Oh, and just a hint for those of you who decide to do this...don't ask your spouse what he/she thinks your weird habits are or they'll start listing your not-necessarily weird but habits that annoy them.

Sunday, January 01, 2006

Children

Sometimes it scares her. Well, actually, it always scares her. This new emotion that she felt. This new 'love'. To love a child is a feeling you can't explain. She thought she loved her niece as much as she could her own. And she does love her as intensely as she thought love could go. But having your own is different, and she knows that now.

Kate had a pretty normal childhood until she was about 10. Her family moved half a country away then and all hell broke loose. Her dad couldn't find work. Her mom got sick. Her mom survived but became so depressed she was hardly a mom. Kate's dad, finally finding a good job, worked 12 hour days often 7 days a week for the overtime. He also had to deal with Kate's mom, what time did he have to deal with Kate?

So, her defense came in the form of self-reliance. Not a bad thing, really. She kept her nose in the books, made good grades, kept herself out of trouble, made sure she was the best at everything she could be. If only all parents experienced kids with this sort of rebellion. But Kate knew she was it. If she relied on anyone else for anything she would only be disappointed. So, she must make something of herself for survival.

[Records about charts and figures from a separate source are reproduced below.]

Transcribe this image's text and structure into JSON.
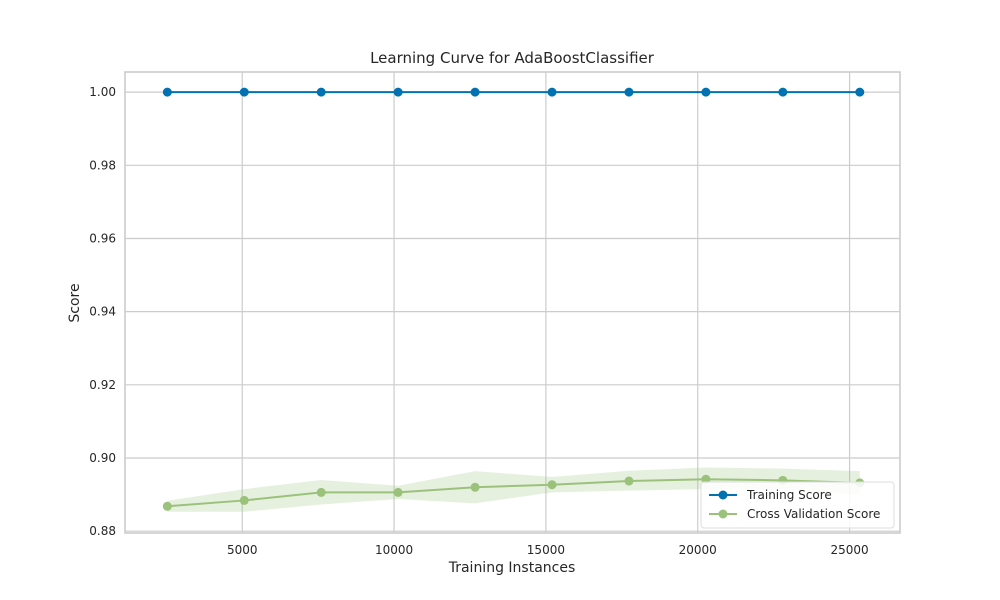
{
  "chart_data": {
    "type": "line",
    "title": "Learning Curve for AdaBoostClassifier",
    "xlabel": "Training Instances",
    "ylabel": "Score",
    "xlim": [
      1140,
      26660
    ],
    "ylim": [
      0.8795,
      1.0055
    ],
    "xticks": [
      5000,
      10000,
      15000,
      20000,
      25000
    ],
    "xtick_labels": [
      "5000",
      "10000",
      "15000",
      "20000",
      "25000"
    ],
    "yticks": [
      0.88,
      0.9,
      0.92,
      0.94,
      0.96,
      0.98,
      1.0
    ],
    "ytick_labels": [
      "0.88",
      "0.90",
      "0.92",
      "0.94",
      "0.96",
      "0.98",
      "1.00"
    ],
    "grid": true,
    "legend_position": "bottom-right",
    "x": [
      2534,
      5067,
      7601,
      10134,
      12668,
      15201,
      17735,
      20268,
      22802,
      25335
    ],
    "series": [
      {
        "name": "Training Score",
        "color": "#0072B2",
        "values": [
          1.0,
          1.0,
          1.0,
          1.0,
          1.0,
          1.0,
          1.0,
          1.0,
          1.0,
          1.0
        ],
        "band_lower": [
          1.0,
          1.0,
          1.0,
          1.0,
          1.0,
          1.0,
          1.0,
          1.0,
          1.0,
          1.0
        ],
        "band_upper": [
          1.0,
          1.0,
          1.0,
          1.0,
          1.0,
          1.0,
          1.0,
          1.0,
          1.0,
          1.0
        ]
      },
      {
        "name": "Cross Validation Score",
        "color": "#9BC27B",
        "values": [
          0.8868,
          0.8884,
          0.8906,
          0.8906,
          0.892,
          0.8927,
          0.8937,
          0.8942,
          0.8939,
          0.8932
        ],
        "band_lower": [
          0.8853,
          0.8853,
          0.8873,
          0.8888,
          0.8876,
          0.8906,
          0.8911,
          0.8915,
          0.8914,
          0.89
        ],
        "band_upper": [
          0.8883,
          0.8915,
          0.894,
          0.8924,
          0.8964,
          0.8948,
          0.8965,
          0.8974,
          0.8971,
          0.8964
        ]
      }
    ]
  }
}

She hated asking her parents for money. More like afraid to ask. Not that her parents would scold her for it, but the mere look on their faces, she knew they didn't have much to give. She got a job at 15 and saved her money hoping to buy a car, to save for just in case. You never know when you'll need it. When she needed to go to the dentist at 16 she used this money to pay for it. When she saved up enough she bought that car, and had a little in savings.

In high school she had a boyfriend. Like most high school romances, it came to an end. After school she came home and cried. Her mother came in her room and said "I don't want you to come home crying tomorrow" in a mocking voice. Kate realized she had let her feelings out. Oops. A mistake. She'll never let it happen again.

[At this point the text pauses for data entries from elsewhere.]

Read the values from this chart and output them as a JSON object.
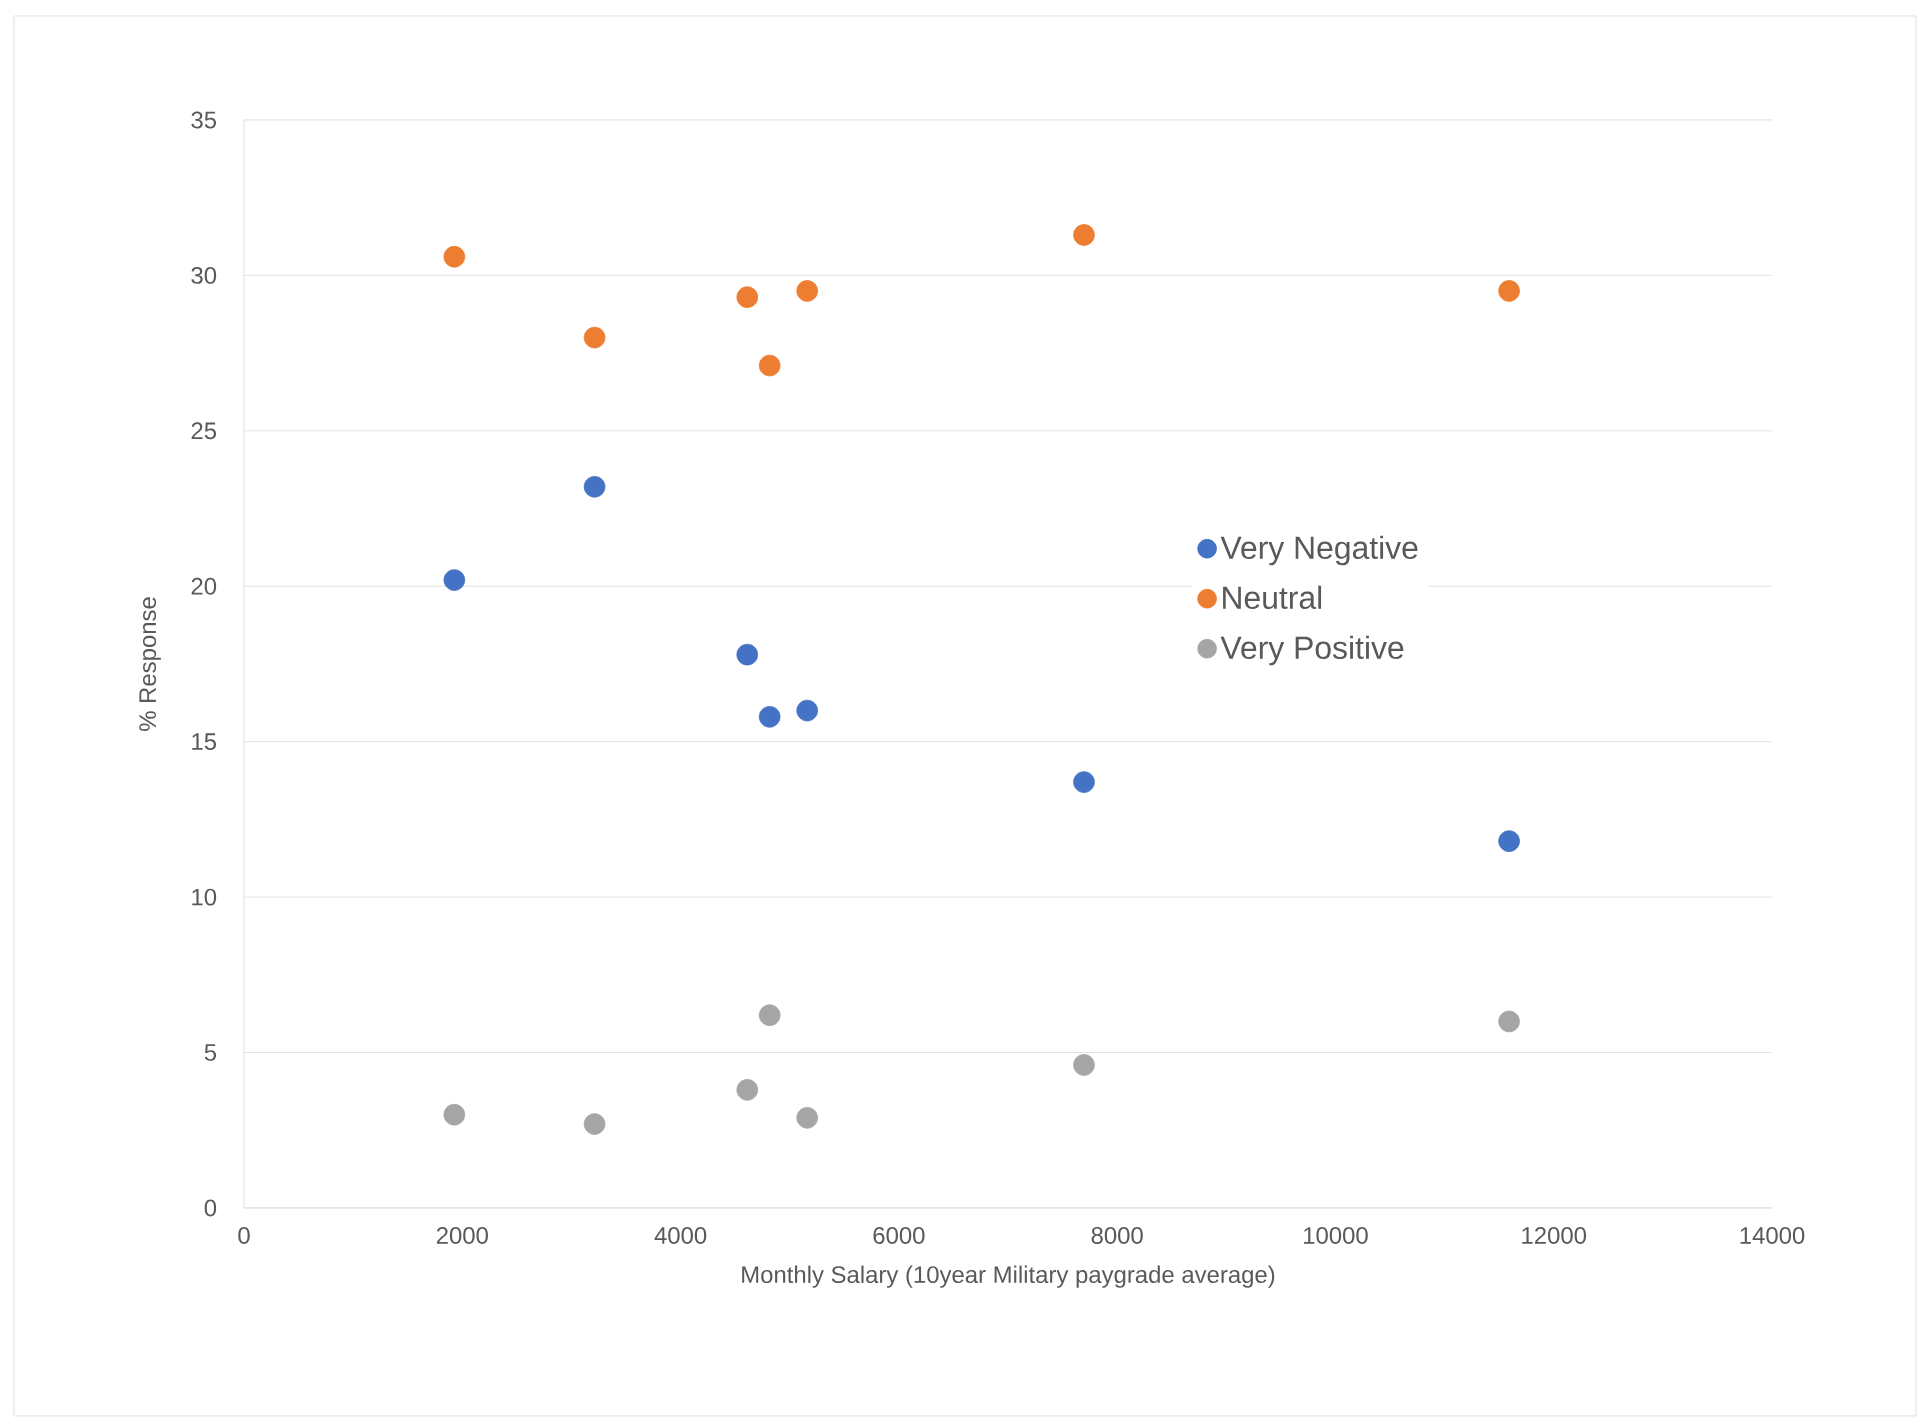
{
  "chart_data": {
    "type": "scatter",
    "xlabel": "Monthly Salary (10year Military paygrade average)",
    "ylabel": "% Response",
    "x": [
      1927,
      3212,
      4611,
      4816,
      5160,
      7696,
      11591
    ],
    "series": [
      {
        "name": "Very Negative",
        "color": "#4472c4",
        "values": [
          20.2,
          23.2,
          17.8,
          15.8,
          16.0,
          13.7,
          11.8
        ]
      },
      {
        "name": "Neutral",
        "color": "#ed7d31",
        "values": [
          30.6,
          28.0,
          29.3,
          27.1,
          29.5,
          31.3,
          29.5
        ]
      },
      {
        "name": "Very Positive",
        "color": "#a5a5a5",
        "values": [
          3.0,
          2.7,
          3.8,
          6.2,
          2.9,
          4.6,
          6.0
        ]
      }
    ],
    "xlim": [
      0,
      14000
    ],
    "xticks": [
      0,
      2000,
      4000,
      6000,
      8000,
      10000,
      12000,
      14000
    ],
    "ylim": [
      0,
      35
    ],
    "yticks": [
      0,
      5,
      10,
      15,
      20,
      25,
      30,
      35
    ],
    "grid": "y",
    "legend": "right",
    "marker": "circle"
  }
}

When Kate got older she went to college, married sensibly, graduated college, and got a job. She climbed the corporate ladder like everyone assumed she would. She married, but didn't rely on even her husband. For anything. No, you can only rely on yourself if you want to survive.

Kate and her husband decided to have a baby. Kate longed for one of her own, and that's what she was supposed to do, right? To please her parents and everyone else? She got pregnant and everyone was glad.

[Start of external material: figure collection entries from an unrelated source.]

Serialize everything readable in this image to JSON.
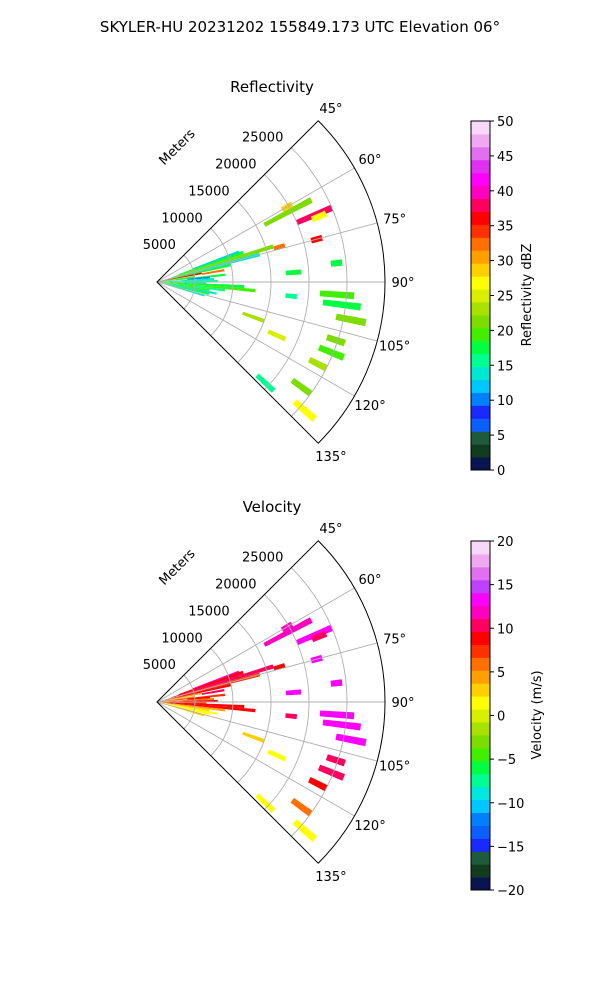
{
  "suptitle": "SKYLER-HU  20231202  155849.173 UTC Elevation 06°",
  "chart_data": [
    {
      "type": "heatmap",
      "title": "Reflectivity",
      "radial_label": "Meters",
      "range_ticks": [
        "5000",
        "10000",
        "15000",
        "20000",
        "25000"
      ],
      "range_tick_values": [
        5000,
        10000,
        15000,
        20000,
        25000
      ],
      "azimuth_ticks": [
        "45°",
        "60°",
        "75°",
        "90°",
        "105°",
        "120°",
        "135°"
      ],
      "azimuth_tick_values": [
        45,
        60,
        75,
        90,
        105,
        120,
        135
      ],
      "azimuth_range": [
        45,
        135
      ],
      "range_max": 30000,
      "grid": true,
      "colorbar": {
        "label": "Reflectivity dBZ",
        "ticks": [
          "0",
          "5",
          "10",
          "15",
          "20",
          "25",
          "30",
          "35",
          "40",
          "45",
          "50"
        ],
        "range": [
          0,
          50
        ],
        "colors": [
          "#0a1450",
          "#123c20",
          "#1e5a3c",
          "#0b5fff",
          "#1a2aff",
          "#0080ff",
          "#00c8ff",
          "#00e8d0",
          "#00ff90",
          "#00ff40",
          "#40f000",
          "#7ddc00",
          "#a8e000",
          "#d8f000",
          "#ffff00",
          "#ffd000",
          "#ffa000",
          "#ff7000",
          "#ff3000",
          "#ff0000",
          "#ff0060",
          "#ff00c0",
          "#ff00ff",
          "#e030f0",
          "#e070f0",
          "#f0a8f0",
          "#f8d8f8"
        ]
      },
      "cells": [
        {
          "az": 62,
          "r": [
            16000,
            23000
          ],
          "v": 22
        },
        {
          "az": 67,
          "r": [
            20000,
            25000
          ],
          "v": 38
        },
        {
          "az": 70,
          "r": [
            5000,
            11500
          ],
          "v": 12
        },
        {
          "az": 71,
          "r": [
            3000,
            12000
          ],
          "v": 18
        },
        {
          "az": 73,
          "r": [
            2000,
            16000
          ],
          "v": 22
        },
        {
          "az": 75,
          "r": [
            1000,
            14000
          ],
          "v": 14
        },
        {
          "az": 77,
          "r": [
            1000,
            10000
          ],
          "v": 17
        },
        {
          "az": 79,
          "r": [
            500,
            6000
          ],
          "v": 36
        },
        {
          "az": 80,
          "r": [
            6000,
            9000
          ],
          "v": 33
        },
        {
          "az": 82,
          "r": [
            500,
            5000
          ],
          "v": 19
        },
        {
          "az": 84,
          "r": [
            500,
            9000
          ],
          "v": 17
        },
        {
          "az": 85,
          "r": [
            4000,
            7000
          ],
          "v": 10
        },
        {
          "az": 87,
          "r": [
            500,
            7500
          ],
          "v": 14
        },
        {
          "az": 89,
          "r": [
            500,
            8000
          ],
          "v": 16
        },
        {
          "az": 91,
          "r": [
            500,
            6500
          ],
          "v": 13
        },
        {
          "az": 93,
          "r": [
            500,
            11500
          ],
          "v": 17
        },
        {
          "az": 95,
          "r": [
            500,
            13000
          ],
          "v": 20
        },
        {
          "az": 97,
          "r": [
            500,
            9000
          ],
          "v": 15
        },
        {
          "az": 99,
          "r": [
            500,
            7000
          ],
          "v": 19
        },
        {
          "az": 101,
          "r": [
            500,
            8000
          ],
          "v": 14
        },
        {
          "az": 103,
          "r": [
            1000,
            7000
          ],
          "v": 18
        },
        {
          "az": 106,
          "r": [
            1500,
            6500
          ],
          "v": 13
        },
        {
          "az": 94,
          "r": [
            21500,
            26000
          ],
          "v": 19
        },
        {
          "az": 97,
          "r": [
            22000,
            27000
          ],
          "v": 17
        },
        {
          "az": 101,
          "r": [
            24000,
            28000
          ],
          "v": 21
        },
        {
          "az": 108,
          "r": [
            23500,
            26000
          ],
          "v": 22
        },
        {
          "az": 112,
          "r": [
            23000,
            26500
          ],
          "v": 20
        },
        {
          "az": 117,
          "r": [
            22500,
            25000
          ],
          "v": 24
        },
        {
          "az": 126,
          "r": [
            22000,
            25000
          ],
          "v": 21
        },
        {
          "az": 131,
          "r": [
            24000,
            27500
          ],
          "v": 26
        },
        {
          "az": 133,
          "r": [
            18000,
            21000
          ],
          "v": 16
        },
        {
          "az": 110,
          "r": [
            12000,
            15000
          ],
          "v": 24
        },
        {
          "az": 114,
          "r": [
            16000,
            18500
          ],
          "v": 25
        },
        {
          "az": 86,
          "r": [
            17000,
            19000
          ],
          "v": 17
        },
        {
          "az": 84,
          "r": [
            23000,
            24500
          ],
          "v": 18
        },
        {
          "az": 74,
          "r": [
            16000,
            17500
          ],
          "v": 33
        },
        {
          "az": 68,
          "r": [
            22000,
            24000
          ],
          "v": 26
        },
        {
          "az": 60,
          "r": [
            19000,
            20500
          ],
          "v": 28
        },
        {
          "az": 75,
          "r": [
            21000,
            22500
          ],
          "v": 37
        },
        {
          "az": 96,
          "r": [
            17000,
            18500
          ],
          "v": 15
        }
      ]
    },
    {
      "type": "heatmap",
      "title": "Velocity",
      "radial_label": "Meters",
      "range_ticks": [
        "5000",
        "10000",
        "15000",
        "20000",
        "25000"
      ],
      "range_tick_values": [
        5000,
        10000,
        15000,
        20000,
        25000
      ],
      "azimuth_ticks": [
        "45°",
        "60°",
        "75°",
        "90°",
        "105°",
        "120°",
        "135°"
      ],
      "azimuth_tick_values": [
        45,
        60,
        75,
        90,
        105,
        120,
        135
      ],
      "azimuth_range": [
        45,
        135
      ],
      "range_max": 30000,
      "grid": true,
      "colorbar": {
        "label": "Velocity (m/s)",
        "ticks": [
          "−20",
          "−15",
          "−10",
          "−5",
          "0",
          "5",
          "10",
          "15",
          "20"
        ],
        "range": [
          -20,
          20
        ],
        "colors": [
          "#0a1450",
          "#123c20",
          "#1e5a3c",
          "#1a2aff",
          "#0b5fff",
          "#0080ff",
          "#00c8ff",
          "#00e8e0",
          "#00ff90",
          "#00ff40",
          "#40f000",
          "#7ddc00",
          "#a8e000",
          "#d8f000",
          "#ffff00",
          "#ffd000",
          "#ffa000",
          "#ff7000",
          "#ff3000",
          "#ff0000",
          "#ff0060",
          "#ff00c0",
          "#ff00ff",
          "#c040ff",
          "#e070f0",
          "#f0a8f0",
          "#f8d8f8"
        ]
      },
      "cells": [
        {
          "az": 62,
          "r": [
            16000,
            23000
          ],
          "v": 12
        },
        {
          "az": 67,
          "r": [
            20000,
            25000
          ],
          "v": 13
        },
        {
          "az": 70,
          "r": [
            5000,
            11500
          ],
          "v": 12
        },
        {
          "az": 71,
          "r": [
            3000,
            12000
          ],
          "v": 9
        },
        {
          "az": 73,
          "r": [
            2000,
            16000
          ],
          "v": 10
        },
        {
          "az": 75,
          "r": [
            1000,
            14000
          ],
          "v": 8
        },
        {
          "az": 77,
          "r": [
            1000,
            10000
          ],
          "v": 9
        },
        {
          "az": 79,
          "r": [
            500,
            6000
          ],
          "v": 5
        },
        {
          "az": 80,
          "r": [
            6000,
            9000
          ],
          "v": 11
        },
        {
          "az": 82,
          "r": [
            500,
            5000
          ],
          "v": 4
        },
        {
          "az": 84,
          "r": [
            500,
            9000
          ],
          "v": 8
        },
        {
          "az": 85,
          "r": [
            4000,
            7000
          ],
          "v": 9
        },
        {
          "az": 87,
          "r": [
            500,
            7500
          ],
          "v": 6
        },
        {
          "az": 89,
          "r": [
            500,
            8000
          ],
          "v": 9
        },
        {
          "az": 91,
          "r": [
            500,
            6500
          ],
          "v": 7
        },
        {
          "az": 93,
          "r": [
            500,
            11500
          ],
          "v": 9
        },
        {
          "az": 95,
          "r": [
            500,
            13000
          ],
          "v": 9
        },
        {
          "az": 97,
          "r": [
            500,
            9000
          ],
          "v": 4
        },
        {
          "az": 99,
          "r": [
            500,
            7000
          ],
          "v": 3
        },
        {
          "az": 101,
          "r": [
            500,
            8000
          ],
          "v": 2
        },
        {
          "az": 103,
          "r": [
            1000,
            7000
          ],
          "v": 2
        },
        {
          "az": 106,
          "r": [
            1500,
            6500
          ],
          "v": 3
        },
        {
          "az": 94,
          "r": [
            21500,
            26000
          ],
          "v": 13
        },
        {
          "az": 97,
          "r": [
            22000,
            27000
          ],
          "v": 14
        },
        {
          "az": 101,
          "r": [
            24000,
            28000
          ],
          "v": 13
        },
        {
          "az": 108,
          "r": [
            23500,
            26000
          ],
          "v": 11
        },
        {
          "az": 112,
          "r": [
            23000,
            26500
          ],
          "v": 10
        },
        {
          "az": 117,
          "r": [
            22500,
            25000
          ],
          "v": 9
        },
        {
          "az": 126,
          "r": [
            22000,
            25000
          ],
          "v": 6
        },
        {
          "az": 131,
          "r": [
            24000,
            27500
          ],
          "v": 2
        },
        {
          "az": 133,
          "r": [
            18000,
            21000
          ],
          "v": 1
        },
        {
          "az": 110,
          "r": [
            12000,
            15000
          ],
          "v": 3
        },
        {
          "az": 114,
          "r": [
            16000,
            18500
          ],
          "v": 2
        },
        {
          "az": 86,
          "r": [
            17000,
            19000
          ],
          "v": 13
        },
        {
          "az": 84,
          "r": [
            23000,
            24500
          ],
          "v": 14
        },
        {
          "az": 74,
          "r": [
            16000,
            17500
          ],
          "v": 9
        },
        {
          "az": 68,
          "r": [
            22000,
            24000
          ],
          "v": 11
        },
        {
          "az": 60,
          "r": [
            19000,
            20500
          ],
          "v": 12
        },
        {
          "az": 75,
          "r": [
            21000,
            22500
          ],
          "v": 13
        },
        {
          "az": 96,
          "r": [
            17000,
            18500
          ],
          "v": 10
        }
      ]
    }
  ]
}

Kate struggled because she felt as though she should quit her job for the sake of the baby. After all, lets be realistic. You can't work 70 hours a week and have a baby. At least not teach it and raise it to be self-reliant. This, after all, is what it will need to survive.

This dillemma was such a struggle for her. How was she supposed to be self-reliant for herself now? Panic set in. She realized her husband was perfectly capable of being the breadwinner, but 'what if'?? You just never know. After all, her parents were supposed to fill her basic needs, to be her emotional support, and look what happened?

Kate quit her job when the baby was born. And then it happened. The love. The emotion she was feeling. That scary love that she is afraid to unleash because in the past it has only come to haunt her later. It amazes her how she let this little thing that can't even speak, can't even feed itself, take all her own self reliance. And not only that, but she actually let the little thing make her feel again. Like she hasn't felt since she was a child. And this child's love made her look at her husband in a new light, admire him, see parts of him that she wouldn't let herself see before. He was charming, handsome, strong. She let herself love him, too. Really love him for what seemed like the first time.

Kate still finds herself scared, waiting for this love to hurt her. Most of the time she can't enjoy it because of the fear. But every once in a while she catches a glimpse of relaxing, of enjoying the love, and she realizes she has grown a little.

We think we are put on earth to teach our children, but I think God had bigger plans.